Currently the whole infrastructure for VersionEye is described in 17 roles, with Ansible. With 1 single command the whole infrastructure can be setup. Or parts of it. The ansible scripts are all managed in a separate git repository. That way all changes are tracked and documented. IT-Infrastructure is just another code repository now! That’s pretty cool!
Small code repositories
In the past the API was deployed together with the Rails application. And as the API become a little bit more popular that caused some issues. If somebody used heavily the API, that slowed down the web application. And vice versa.
In the last weeks we split up the big monolith Rails app. First of all we extracted the models, mailers, services and parsers into the ‘versioneye-core’ project. As next step we pulled out the Grape API into a separate application. The web application and the API are using ‘versioneye-core’ as a regular dependency now. Now the web application and the API can be deployed & scaled independently from each other, without effecting each other.
Splitting up the code in smaller repositories was not the only thing. The code itself was refactored as well. Big classes have been splitted up in smaller classes and test coverage was increased for each repository.
Next steps
I think we are on the right way. In the mean while the whole code base for VersionEye is distributed over 12 git repositories. There is still room for improvements. And as the service grows we will continue to split up in smaller services / git repositories.
But the directly next step will be to introduce RabbitMQ and EventMachine. Many tasks can be outsourced to RabbitMQ, to get done in parallel.
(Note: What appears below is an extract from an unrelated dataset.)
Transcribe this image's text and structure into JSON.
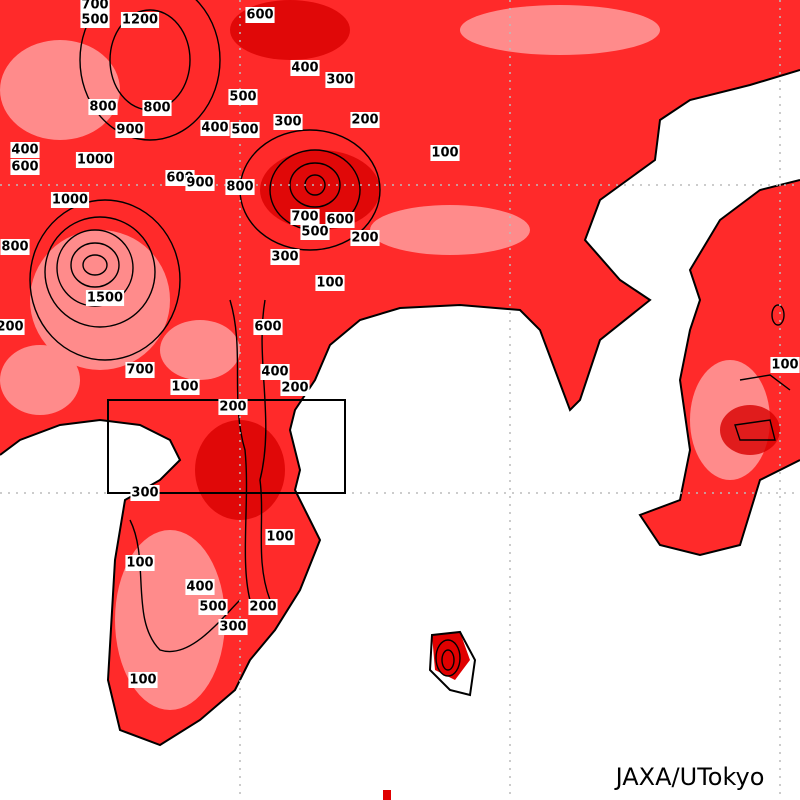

For example tasks like sending out emails, parsing files and importing meta data from external APIs.
Interesting to read how you improved your performance. Thanks for sharing!
Thanks for your sharing this note!
I am interested in Ansible now 🙂
Anyone using it also? (with Rails)
You are welcome 🙂 I know that ThoughtWorks is using Ansible in a project together with Vagrant.
Sounds like Blinkist app architecture 😀 Good job. I got to check out ansible
Ansible is awesome. If you want to move away from Heroku you should really check it out!